BURKE- The latest chapter from the Q-Burke saga was written on Wednesday, when the lawyer representing project contractor PeakCM filed a lien against the resort.This move comes after nearly a year of legal battles between PeakCM President Jerry Davis and Q–Burke owners and developers.
According to state documents, PeakCM is owed nearly $5.5 million, and the resort is not paying their dues. “If they were any other entity, they would’ve been sued already,” said Davis. “You know, they’re 100% in the wrong.”
Q-Burke and PeakCM have been pointing fingers for months, in part because a portion some of the funding comes from the nationally supported EB-5 program. Through this program, foreign investors put money into a project like this in order to receive a visa.

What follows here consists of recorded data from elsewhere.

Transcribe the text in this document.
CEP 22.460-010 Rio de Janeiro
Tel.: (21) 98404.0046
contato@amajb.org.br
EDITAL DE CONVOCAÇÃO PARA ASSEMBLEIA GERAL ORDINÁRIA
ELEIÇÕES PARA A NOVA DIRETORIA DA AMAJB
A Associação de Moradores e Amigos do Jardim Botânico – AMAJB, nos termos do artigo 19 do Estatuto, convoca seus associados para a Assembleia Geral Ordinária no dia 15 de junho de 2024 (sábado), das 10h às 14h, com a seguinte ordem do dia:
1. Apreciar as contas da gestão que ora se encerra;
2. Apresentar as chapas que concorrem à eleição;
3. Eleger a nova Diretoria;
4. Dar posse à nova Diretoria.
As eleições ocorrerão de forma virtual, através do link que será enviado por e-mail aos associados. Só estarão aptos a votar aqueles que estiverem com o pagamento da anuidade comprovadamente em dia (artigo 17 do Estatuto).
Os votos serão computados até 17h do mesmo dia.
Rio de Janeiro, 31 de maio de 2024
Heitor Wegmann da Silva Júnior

In projects where EB-5 funding is involved, all payments must be reviewed by the state, which adds another layer to the confusion. This holdup has understandably caused developers to become impatient.
”We’re going to push for a short sell of that hotel and then every single EB-5 investor is done,” said Davis.
According to Pat Moulton, Secretary for the Agency of Commerce and Community Development, this is not a state issue.
“I think it’s a convenient thing to blame the state, but in fact, nobody wants those jobs to be created more than this agency-me personally—Governor Shumlin, we want to see those jobs created,” Moulton said.
While Moulton and other government officials are talking about job opportunities, nearly 200 Q-Burke employees are facing a tough reality. Paired with the funding fiasco, an abnormally warm winter, and pump issues with their snow making equipment, the resort is resorting to layoffs. Most are jobs related to the new hotel that has yet to be opened, and the financial toll has been so large that some full-time positions will be cut as well.
Q-Burke representatives have pushed back the grand opening of the hotel several times, going all the way back to December 2014. The latest estimate for an opening date was June, but that has been put on hold, as officials say the property will not open until the remaining money is paid to PeakCM.
The situation is so off-track that the EB-5 program in Vermont has been the topic of bipartisan reform talks, ranging from Democratic Senator Patrick Leahy to Republican Lieutenant Governor Phil Scott.
“I do think there are ways to make the situation better and to rectify that,” said Scott. “If we’re going to utilize that program or have it in our toolbox, it should be functioning properly and it should be transparent.”